You don't really need any kind of grid of squares -- altrough you can
keep such a grid or generate it on the fly for the current room if your
other algorithms depend on it.

The vision algorithm I describe additionally assumes that the rooms are
connected with one-square-wide doors only, and that the rooms are convex,
not counting some additional objects like pillars. Both of these
assumptions can be relaxed if you complicate the algorithm a bit -- I'll
get to that too.

The data structure we'll be using look something like this:

list of levels
- level
list of rooms
- room
list of doors in room
- door
index of other room
index of door in the other room
open/closed state
relative position in the room
list of terrain features in room
- feature
kind of feature, including light-blocking properties
relative position in the room
list of monsters in room
list of items in room


The player (or any other object we want to count FOV for) knows what room
he is in and what is his relative position in this room.

As the rooms are convex, we can safely assume that the whole rooms is
visible and display it:

#################
#...............#
#...............#
#...............#
#.......@.......#
#...............#
#...............#
#################

Key:
.: floor
#: wall
@: player character

But there might be pillars and other objects blocking the light -- we
must iterate the list of terrain features and draw them. We also make
cones of shadow behind all the opaque objects (the algorithm drawing
those cones will be described later):


#############
.........:...
#.*.::........*.#
#....:..........#
#.......@...:...#
#.*...........* #
.............
###############

Key:
:: rubble
*: pillar

Now we iterate the door list and draw all the closed door, and what's
visible behind open door. Again, we use the cone-drawing routine.

####+####+###
.........:...
######.*.::........*.# #
..'....:..........# ....#
#.......@...:...'........#
#.*...........* # ....#
............. #
###############

Key:
+: closed door
': open door

Now we must repeat the feature and the door list iterations in the
adjacent rooms, recursively. The cone-drawing functions need two additional
parameters -- the minimum and maximum angles, so that you don't see things
blocked by the first door behind the second door.

####+####+###
.........:...
######.*.::........*.#
..'....:..........# .*
#.......@...:...'......:.#
#.*...........* # ....'......
............. # ...
###############

Note that there's one special case -- when the player character stands in
a doorway. Depending on what wall thickness you assume, you will then
either treat both rooms as if the player character was standing in them
(faster), or assume he's not standing in any of them and draw cones from
both sides of the doorway.

Note also how extremely simple this system becomes when you assume that
all the doors close automatically behind the player character (which might
be very likely in an sf-based game).

Now, let's discuss the heart of this algorithm, the most dreaded part of
it -- the cone-drawing function.

We will modify the Breshenham's line-drawing algorithm -- basically,
we want to draw two lines at the same time, and instead of drawing
the squares of those lines, we will draw all the squares in between
them.

You'll begin to draw the squares once you pass the doorway, of course --
or you can try and bend your mind around your particular implementation
of line-drawing algorithm and figurethe initial values for the helper
variables.

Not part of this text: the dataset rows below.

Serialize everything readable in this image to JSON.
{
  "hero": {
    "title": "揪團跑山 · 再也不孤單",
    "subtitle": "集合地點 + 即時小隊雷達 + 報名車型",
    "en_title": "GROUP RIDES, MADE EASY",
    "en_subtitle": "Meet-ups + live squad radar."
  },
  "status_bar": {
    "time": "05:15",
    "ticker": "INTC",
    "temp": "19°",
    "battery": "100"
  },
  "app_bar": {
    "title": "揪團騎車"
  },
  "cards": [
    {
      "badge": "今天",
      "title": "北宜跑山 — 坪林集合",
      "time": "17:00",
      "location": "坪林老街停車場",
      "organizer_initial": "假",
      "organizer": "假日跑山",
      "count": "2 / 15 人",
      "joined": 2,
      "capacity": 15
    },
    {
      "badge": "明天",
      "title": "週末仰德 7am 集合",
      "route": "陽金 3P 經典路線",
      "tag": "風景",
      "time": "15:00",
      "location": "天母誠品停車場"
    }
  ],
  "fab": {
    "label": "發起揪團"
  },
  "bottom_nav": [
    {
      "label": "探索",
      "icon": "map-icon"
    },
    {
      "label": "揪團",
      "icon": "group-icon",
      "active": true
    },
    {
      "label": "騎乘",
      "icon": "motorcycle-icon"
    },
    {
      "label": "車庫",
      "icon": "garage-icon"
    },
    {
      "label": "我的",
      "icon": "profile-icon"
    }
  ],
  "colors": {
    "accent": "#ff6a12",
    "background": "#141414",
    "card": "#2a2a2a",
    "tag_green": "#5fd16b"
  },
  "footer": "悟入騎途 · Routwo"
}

I'm too lazy for an example ;)


The technique I sketched here can be also used on an arbitrary dungeon
that's separated into areas with one-square wide doors. Then, instead
of assuming the whole room is visible or drawing the cones, you simply
use any of generic FOV algorithm -- but only for the squares of the
current room. Then you iterate trough all the visible open doors, and
do the FOV calculation for therooms behind them. Repeat recursively.
Works especially well for *casting algorithms, since you can do them
for limited angles.

This thing needs some testing and, most importantly, the exact formulas
for cone-drawing function -- will work on it in my spare time.

--
Radomir `The Sheep' Dopieralski @**@_
(><) 3 Ouch!
. . . ..v.vVvVVvVvv.v.. .
 
G

Guest

Guest
Archived from groups: rec.games.roguelike.development (More info?)

I don't think you really need to limit doors to one square.

If you have a door with multiple squares, make just make the lines come
from two different places -- namely the farthest apart two door
squares.


Awesome way of doing FOV, though. Kudos.